Extension Programs Need Our Help is an “Editorial Comment” in Hoard’s Dairyman (Feb. 10, ’05). The editors write, “Since their establishment in 1862, Land Grant colleges have conducted unbiased research and worked to implement the results of their work through their associated Extension programs. Extension agents host educational workshops, develop regional conferences, and even solve farm problems one-on-one with producers. However, support for these programs is waning. Federal support for agriculture programs as whole continues to decline. . . . To compound the problem, funding for Land Grant schools has been cut in many states to deal with budget deficits. . . . . Let your state and federal representatives know how important the future of agriculture is to you and this country. Remind them of the important role that Land Grant schools and Extension play in that future.”

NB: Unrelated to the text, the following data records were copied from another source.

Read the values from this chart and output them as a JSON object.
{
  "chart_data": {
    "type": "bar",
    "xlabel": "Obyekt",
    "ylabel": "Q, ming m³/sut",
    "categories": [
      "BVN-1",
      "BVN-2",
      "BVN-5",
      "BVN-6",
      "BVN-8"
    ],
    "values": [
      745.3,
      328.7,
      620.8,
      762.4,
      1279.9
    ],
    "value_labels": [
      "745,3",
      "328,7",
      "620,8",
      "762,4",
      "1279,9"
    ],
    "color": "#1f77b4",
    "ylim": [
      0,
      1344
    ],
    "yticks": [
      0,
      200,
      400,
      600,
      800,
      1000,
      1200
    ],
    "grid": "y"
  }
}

Net Farm Income up 24% in 2004 reports a feature article on the ERS-USDA website. “2004 was an exceptional year for U.S agriculture. Net farm income, value of production, value-added, and net cash income all registered historic highs, substantially topping their previous highs in 2003. (Net farm income was up 24 percent; value of production, up 12 percent; net value added, up 16 percent; and net cash income, up 13 percent.). . . . In 2005, net farm income is forecast to be $64.4 billion, down $9.2 billion from the record $73.6 billion estimated for 2004. Income is forecast down in 2005 only because in 2004 income rose $14.4 billion to an unprecedented level. In 2004, both crop and livestock commodities experienced exceptionally favorable market and/or production conditions. 2003 and 2004 were truly exceptional years for U.S agriculture. Net farm income, net value-added, and net cash income registered historic highs in successive years. Two consecutive years of record high corn production and large harvests for other major crops and unusually high prices for livestock and milk created record earnings for the farm sector, and participants who assume the risks of production (farmers, partners, and contractors) reaped the benefits.” Read the complete article at http://www.ers.usda.gov/briefing/farmincome/nationalestimates.htm.

Administration Budget Proposal Includes Agriculture Spending Cuts and Program Changes reports NCFC Update (Feb. 11, 2005). “The President's FY 2006 budget proposal. . . would cut farm programs under the 2002 Farm Bill by $587 million in FY 2006 and $5.7 billion over 10 years (FY 2006-2015). A number of other programs would be impacted, including USDA's Market Access Program (MAP) which would be reduced to $125 million, down from this year's $140 million, and significantly below the $200 million provided under the Farm Bill for 2006 and 2007. At same time, it would extend for 2 years the dairy MILC (milk income loss contracts) program, which expires September 30, 2005. . . . Both the House and Senate have now begun hearings on the President's overall budget proposal, which marks the beginning of what can be a lengthy process for consideration and action by Congress. Under the Budget Act, Congress has a target date of April 15 to reach agreement on a budget resolution with a final date of June 15 to complete action on any spending or tax changes that may be required under what is known as the budget reconciliation process.”